David Tinkler has not made up his mind whether this is a serious story about what would have happened in Britain if the Nazis had invaded successfully in 1940, or whether it is meant to be a funny adventure story with a bit of everything thrown in. On neither does he succeed.
Flint’s father has been executed for trying to assassinate Hitler and his mother taken away he knows not where. At 12 he finds himself on a farm hiding away from the Germans who have put Edward VIII on the throne as a puppet king with Wallis Simpson as his Queen. The young Princess Elizabeth has been taken to Newfoundland to await developments. Flint and Alfie get drawn into the Resistance and are given various task to do all involving considerable death and danger. Implausibly Flint is asked to float out to sea with a dead German on a raft filled with explosives to trap the Germans into trying to rescue the body and thereby set off the boobytrap bomb. There are moments of credibility when Edward VIII is captured and forced to make a broadcast on behalf of the government in exile, and it is then one sees what this book could have been.
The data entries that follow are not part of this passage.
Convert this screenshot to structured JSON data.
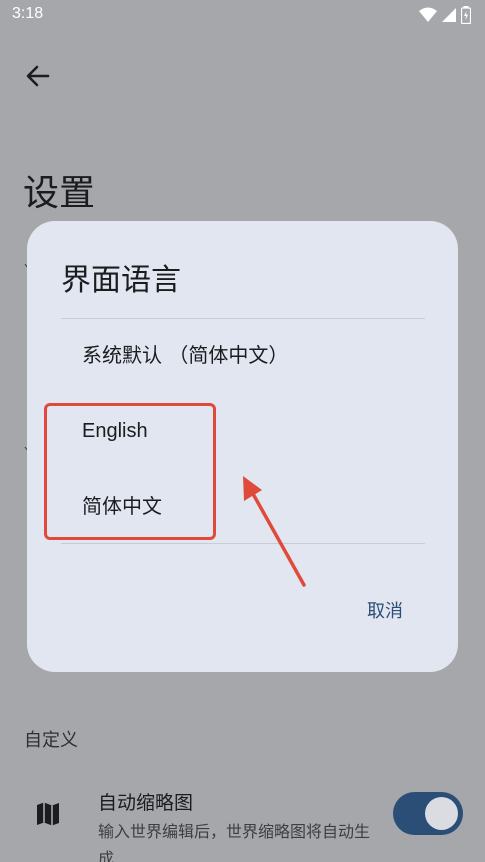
{
  "status_bar": {
    "time": "3:18"
  },
  "page": {
    "title": "设置"
  },
  "section": {
    "custom_label": "自定义"
  },
  "setting": {
    "title": "自动缩略图",
    "description": "输入世界编辑后，世界缩略图将自动生成",
    "enabled": true
  },
  "dialog": {
    "title": "界面语言",
    "options": [
      {
        "label": "系统默认 （简体中文）"
      },
      {
        "label": "English"
      },
      {
        "label": "简体中文"
      }
    ],
    "cancel_label": "取消"
  },
  "colors": {
    "scrim": "#A6A7AB",
    "dialog_bg": "#E2E6F0",
    "accent": "#2B4E77",
    "annotation": "#E04A3A"
  }
}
Flint’s hero is Biggles and his daydreams stem from this admiration, but W E Johns Mr Tinkler is not. I reviewed Hitler’s Angel by William Osborne, also published by Chicken House, which suffered from the same implausibility, two dimensional characterization, and somewhat cavalier attitude to killing and death. There are some very fine novels about what would have happened if Hitler had succeeded in invading Britain in 1940 and young people would do better to read them for a real feeling of the danger the world faced and by implication why the war was being fought.